In his opinion, the judge acknowledged a strong FDA interest in encouraging companies to seek supplemental approval for recognized off-label uses of their products and that the restrictions imposed by the FDA advance that goal. But in striking down the FDA regulations, Judge Lamberth ruled that the agency had restricted truthful speech more extensively than necessary. His decision, however, upheld the agency’s power to regulate and suppress false and misleading claims and to require that companies that do circulate information include a disclaimer making clear that the FDA has not approved the off-label use described.

Mr. Samp suggested that the court’s decision will not have a huge immediate impact. "What we asked for was fairly limited," he said. "We wanted to limit what was disseminated only to information that was indisputably true."

Three FDA Documents

Judge Lamberth’s ruling applies to three FDA documents: the Dec. 3, 1997 "Final Guidelines" on financial support provided by manufacturers for continuing medical education; the Oct. 8, 1996 "Guidance" covering dissemination of materials from medical texts; and the "Guidance" issued the same day covering distribution of journal reprints.

The FDA Modernization Act requires the FDA to redraw its regulations regarding the dissemination of information about off-label uses of medications and medical devices. The agency issued its proposed new rules in June.
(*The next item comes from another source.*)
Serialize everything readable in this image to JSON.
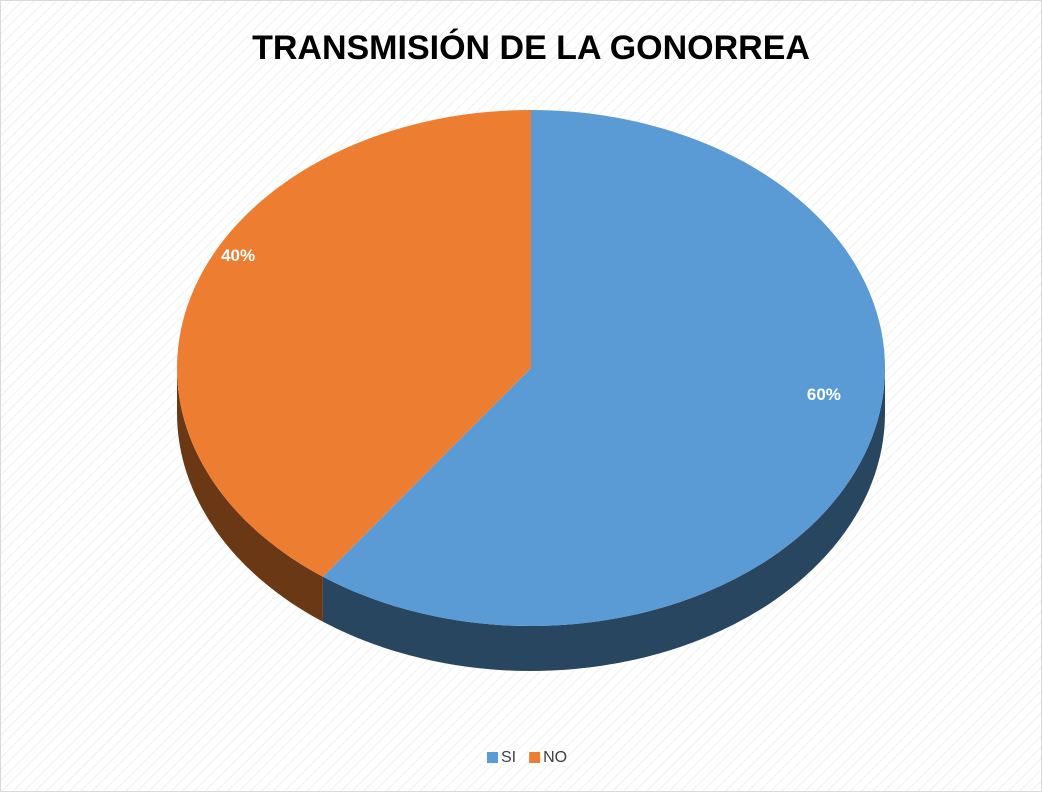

With these rules, no longer would manufacturers have to wait until FDA approved their supplemental applications before they could provide "reliable and balanced" information to groups that include physicians, pharmacy benefit managers, insurers, and group health plans. But companies would have to certify they would file a supplemental application or receive an exemption on grounds that the needed studies were unethical or economically prohibitive.

The off-label information distributed would be only for drugs already approved; be an unabridged copy of a peer-reviewed article or reference publication; be neither false nor misleading; make certain disclosures, including the fact that FDA has not approved the off-label use, and provide the approved official labeling.

Judge Lamberth’s decision could force FDA to revise its proposed rules. If not, it is "conceivable" that the WLF will once again sue the agency, Mr. Samp said. The foundation strongly criticized provisions in the anticipated off-label regulations.

"We thought FDA was using its regulations to gut the Modernization Act," Mr. Samp said, citing the supplemental applications exemption provision. Under the Act, a company could still disseminate off-label information if it could show that seeking supplemental approval for an off-label use was not economically feasible, he said. "FDA has through its [proposed] regulations defined that exemption out of existence. They have made it clear that they will rarely if ever approve such an application."